Modeling tests were constructed and used to examine three models as applied to 46 radiolabeled DTPA bolus concentration curves. Sum of exponential term (SET) models failed the tests for parameter stability, statistically warranted parameters, curve shape, goodness of fit, accuracy and useful extrapolation.
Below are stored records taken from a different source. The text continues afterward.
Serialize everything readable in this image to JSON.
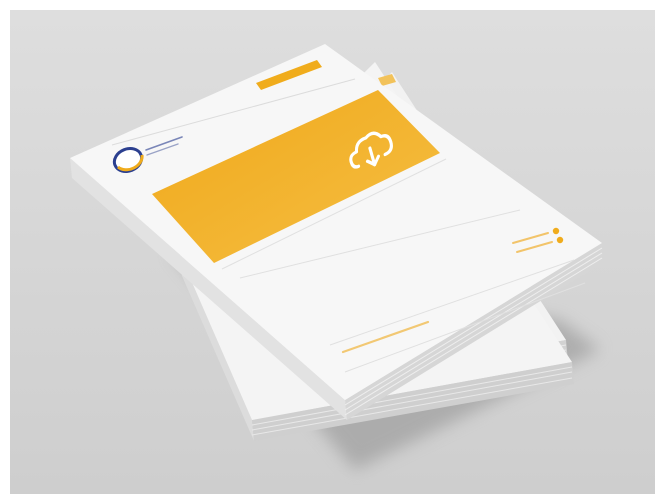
{
  "scene": {
    "description_free": true,
    "colors": {
      "backdrop_top": "#d9d9d9",
      "backdrop_bottom": "#cfcfcf",
      "paper": "#f6f6f6",
      "paper_edge": "#e4e4e4",
      "accent": "#f0ac1c",
      "accent_light": "#f5c14a",
      "rule": "#dcdcdc",
      "logo_blue": "#2b3f8f",
      "shadow": "#9a9a9a"
    },
    "icons": {
      "hero": "cloud-download-icon",
      "logo": "circle-logo-icon",
      "contact_1": "globe-icon",
      "contact_2": "phone-icon"
    },
    "stack": {
      "sheet_count": 3
    }
  }
}
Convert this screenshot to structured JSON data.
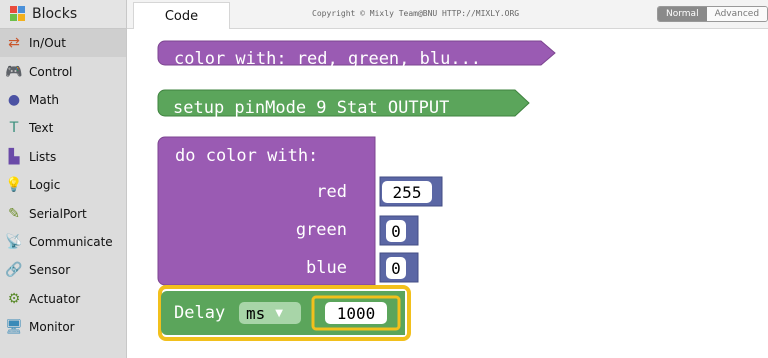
{
  "sidebar": {
    "title": "Blocks",
    "items": [
      {
        "label": "In/Out",
        "icon": "in-out-icon",
        "glyph": "⇄",
        "color": "#c9572c",
        "selected": true
      },
      {
        "label": "Control",
        "icon": "gamepad-icon",
        "glyph": "🎮",
        "color": "#3d8b3d"
      },
      {
        "label": "Math",
        "icon": "math-icon",
        "glyph": "●",
        "color": "#4b52a3"
      },
      {
        "label": "Text",
        "icon": "text-icon",
        "glyph": "T",
        "color": "#3a8f7c"
      },
      {
        "label": "Lists",
        "icon": "lists-icon",
        "glyph": "▙",
        "color": "#6a4aa8"
      },
      {
        "label": "Logic",
        "icon": "bulb-icon",
        "glyph": "💡",
        "color": "#4a7bb8"
      },
      {
        "label": "SerialPort",
        "icon": "serial-icon",
        "glyph": "✎",
        "color": "#6d8d2a"
      },
      {
        "label": "Communicate",
        "icon": "satellite-icon",
        "glyph": "📡",
        "color": "#3a9b5a"
      },
      {
        "label": "Sensor",
        "icon": "sensor-icon",
        "glyph": "🔗",
        "color": "#b8732a"
      },
      {
        "label": "Actuator",
        "icon": "actuator-icon",
        "glyph": "⚙",
        "color": "#5a8a2a"
      },
      {
        "label": "Monitor",
        "icon": "monitor-icon",
        "glyph": "🖥",
        "color": "#3a8ab8"
      }
    ]
  },
  "topbar": {
    "tab_label": "Code",
    "copyright": "Copyright © Mixly Team@BNU HTTP://MIXLY.ORG",
    "mode_normal": "Normal",
    "mode_advanced": "Advanced"
  },
  "blocks": {
    "color_call": "color with: red, green, blu...",
    "setup": "setup pinMode 9 Stat OUTPUT",
    "proc_header": "do color with:",
    "params": [
      {
        "label": "red",
        "value": "255"
      },
      {
        "label": "green",
        "value": "0"
      },
      {
        "label": "blue",
        "value": "0"
      }
    ],
    "delay_label": "Delay",
    "delay_unit": "ms",
    "delay_value": "1000"
  },
  "colors": {
    "purple": "#9a5bb3",
    "green": "#5ba55b",
    "math_blue": "#5b67a5",
    "highlight": "#f2c01c"
  }
}
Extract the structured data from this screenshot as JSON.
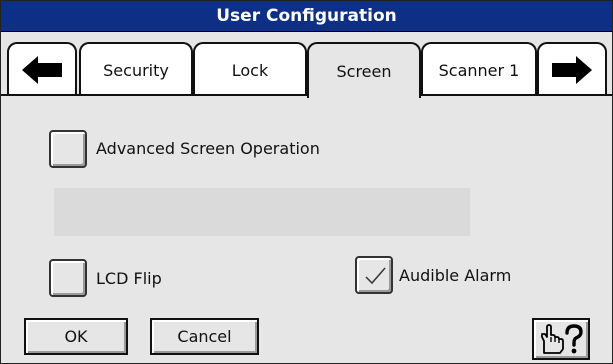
{
  "window": {
    "title": "User Configuration"
  },
  "tabs": [
    {
      "label": "Security",
      "active": false
    },
    {
      "label": "Lock",
      "active": false
    },
    {
      "label": "Screen",
      "active": true
    },
    {
      "label": "Scanner 1",
      "active": false
    }
  ],
  "nav": {
    "prev_icon": "arrow-left-icon",
    "next_icon": "arrow-right-icon"
  },
  "options": {
    "advanced_screen_operation": {
      "label": "Advanced Screen Operation",
      "checked": false
    },
    "lcd_flip": {
      "label": "LCD Flip",
      "checked": false
    },
    "audible_alarm": {
      "label": "Audible Alarm",
      "checked": true
    }
  },
  "buttons": {
    "ok_label": "OK",
    "cancel_label": "Cancel",
    "help_icon": "hand-question-icon"
  },
  "colors": {
    "titlebar": "#0e2f86",
    "background": "#e6e6e6",
    "tab_inactive": "#ffffff"
  }
}
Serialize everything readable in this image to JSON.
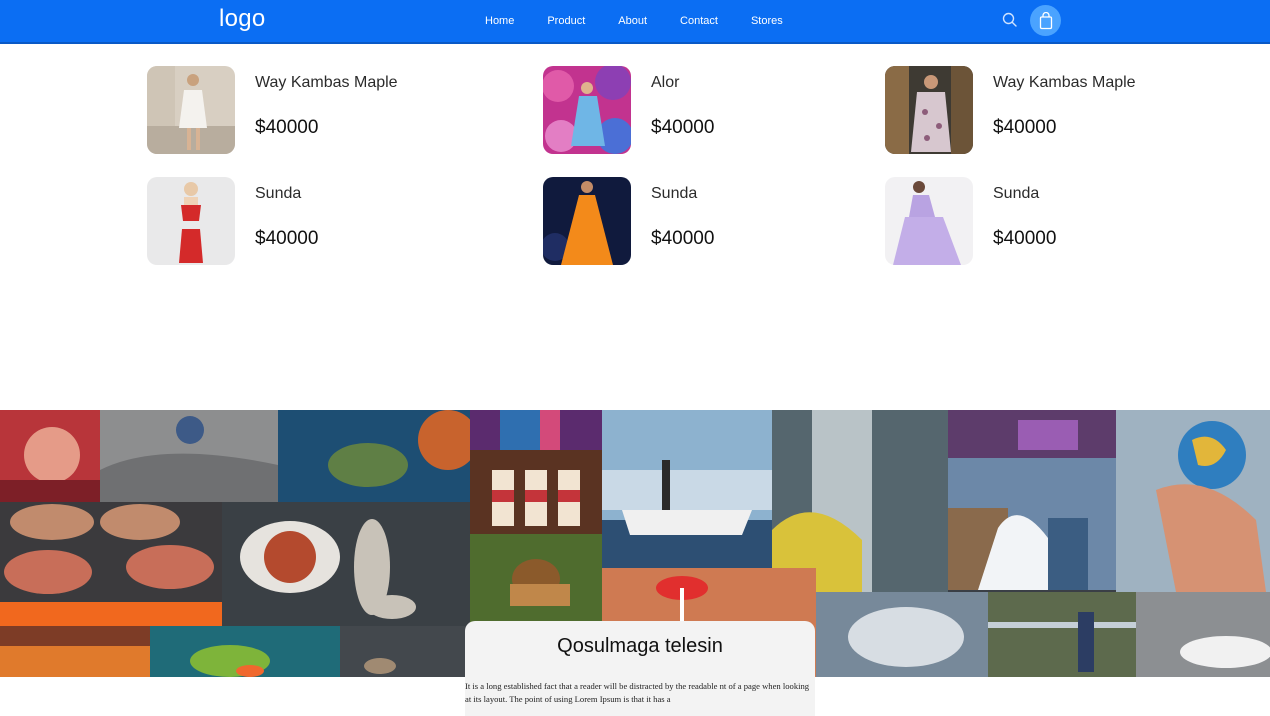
{
  "header": {
    "logo": "logo",
    "nav": [
      "Home",
      "Product",
      "About",
      "Contact",
      "Stores"
    ],
    "search_icon": "search-icon",
    "cart_icon": "shopping-bag-icon",
    "colors": {
      "bar": "#0b6ef3",
      "cart_bg": "#4aa3ff"
    }
  },
  "products": [
    {
      "name": "Way Kambas Maple",
      "price": "$40000"
    },
    {
      "name": "Alor",
      "price": "$40000"
    },
    {
      "name": "Way Kambas Maple",
      "price": "$40000"
    },
    {
      "name": "Sunda",
      "price": "$40000"
    },
    {
      "name": "Sunda",
      "price": "$40000"
    },
    {
      "name": "Sunda",
      "price": "$40000"
    }
  ],
  "banner": {
    "title": "Qosulmaga telesin",
    "text": "It is a long established fact that a reader will be distracted by the readable nt of a page when looking at its layout. The point of using Lorem Ipsum is that it has a"
  }
}
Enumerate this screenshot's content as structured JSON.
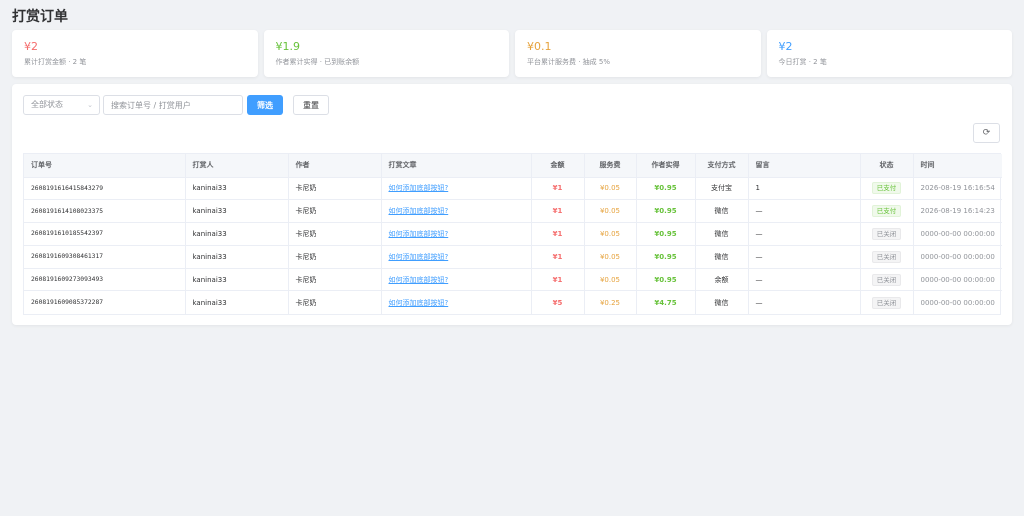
{
  "page": {
    "title": "打赏订单"
  },
  "stats": [
    {
      "value": "¥2",
      "desc": "累计打赏金额 · 2 笔",
      "color": "#f56c6c"
    },
    {
      "value": "¥1.9",
      "desc": "作者累计实得 · 已到账余额",
      "color": "#67c23a"
    },
    {
      "value": "¥0.1",
      "desc": "平台累计服务费 · 抽成 5%",
      "color": "#e6a23c"
    },
    {
      "value": "¥2",
      "desc": "今日打赏 · 2 笔",
      "color": "#409eff"
    }
  ],
  "filters": {
    "status_selected": "全部状态",
    "search_placeholder": "搜索订单号 / 打赏用户",
    "search_value": "",
    "filter_label": "筛选",
    "reset_label": "重置",
    "refresh_icon": "refresh-icon"
  },
  "table": {
    "columns": [
      "订单号",
      "打赏人",
      "作者",
      "打赏文章",
      "金额",
      "服务费",
      "作者实得",
      "支付方式",
      "留言",
      "状态",
      "时间"
    ],
    "rows": [
      {
        "order_no": "2608191616415843279",
        "tipper": "kaninai33",
        "author": "卡尼奶",
        "article": "如何添加底部按钮?",
        "amount": "¥1",
        "fee": "¥0.05",
        "net": "¥0.95",
        "pay": "支付宝",
        "message": "1",
        "status": "已支付",
        "status_type": "paid",
        "time": "2026-08-19 16:16:54"
      },
      {
        "order_no": "2608191614108023375",
        "tipper": "kaninai33",
        "author": "卡尼奶",
        "article": "如何添加底部按钮?",
        "amount": "¥1",
        "fee": "¥0.05",
        "net": "¥0.95",
        "pay": "微信",
        "message": "—",
        "status": "已支付",
        "status_type": "paid",
        "time": "2026-08-19 16:14:23"
      },
      {
        "order_no": "2608191610185542397",
        "tipper": "kaninai33",
        "author": "卡尼奶",
        "article": "如何添加底部按钮?",
        "amount": "¥1",
        "fee": "¥0.05",
        "net": "¥0.95",
        "pay": "微信",
        "message": "—",
        "status": "已关闭",
        "status_type": "closed",
        "time": "0000-00-00 00:00:00"
      },
      {
        "order_no": "2608191609308461317",
        "tipper": "kaninai33",
        "author": "卡尼奶",
        "article": "如何添加底部按钮?",
        "amount": "¥1",
        "fee": "¥0.05",
        "net": "¥0.95",
        "pay": "微信",
        "message": "—",
        "status": "已关闭",
        "status_type": "closed",
        "time": "0000-00-00 00:00:00"
      },
      {
        "order_no": "2608191609273093493",
        "tipper": "kaninai33",
        "author": "卡尼奶",
        "article": "如何添加底部按钮?",
        "amount": "¥1",
        "fee": "¥0.05",
        "net": "¥0.95",
        "pay": "余额",
        "message": "—",
        "status": "已关闭",
        "status_type": "closed",
        "time": "0000-00-00 00:00:00"
      },
      {
        "order_no": "2608191609085372287",
        "tipper": "kaninai33",
        "author": "卡尼奶",
        "article": "如何添加底部按钮?",
        "amount": "¥5",
        "fee": "¥0.25",
        "net": "¥4.75",
        "pay": "微信",
        "message": "—",
        "status": "已关闭",
        "status_type": "closed",
        "time": "0000-00-00 00:00:00"
      }
    ]
  }
}
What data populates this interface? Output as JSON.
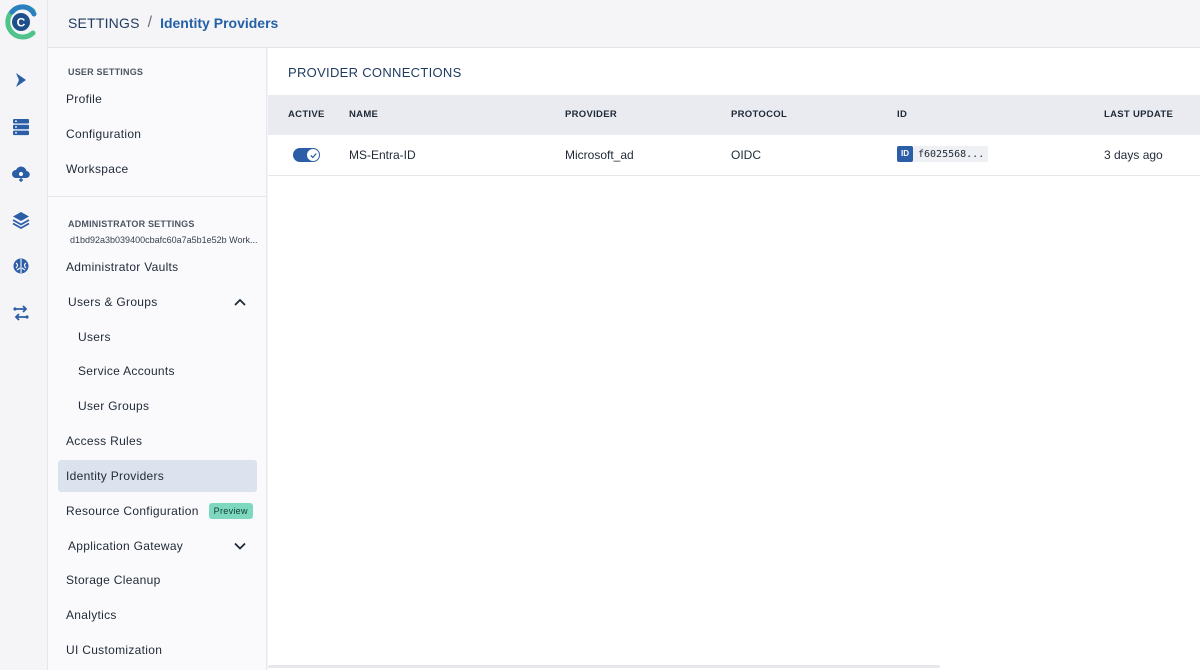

Gamma variate (GV) functions fit the late (2 to 4 h) plasma samples with high probability of goodness of fit, but were unreliable for estimating CL. Adaptive Tikhonov (Tk) extraction of the GV functions (Tk-GV) robustly converged to global minima with good evidence of precise (Table 1) and accurate \( CL_{\text{Tk-GV}} \) values, which agreed with published corrections of CL from constant infusion of inulin [39] and 51Cr-EDTA bolus modeling [24] to within insignificant errors (Table 8) without the need for correction factors, constant infusion, overabundant samples, or prolonging the time of data collection from 4 to 24 h. Generally \( CL_{E1} > CL_{E2} > CL_{\text{Tk-GV}} \). By design, the Tk-GV method produces CL-values with the smallest CV and consistent values for V for vanishingly small CL, a major achievement. E 2 and higher models may be replaced for labeled DTPA by Tk-GV, which requires only 4 samples to find solutions (compare to 8 samples for an E 2 SET). While the Tk-GV method may seem complicated, its use is simpler and more practical than constant infusion, 24-h AUC with mono-exponential extrapolation or E 2 models. Thus, as far as we can determine, the Tk-GV model results reflect accurate renal function estimates Furthermore, E 2 SET models sometimes produce nonphysical CL-values, and when physical values occur, they are imprecise and biased. In addition, unlike inulin constant infusion, which is not useful in renal failure and which can cause anaphylaxis [73, 74], or tedious 24 h AUC with mono-exponential extrapolation, Tk-GV provides precise volumes of distribution, V, even when CL is vanishingly small.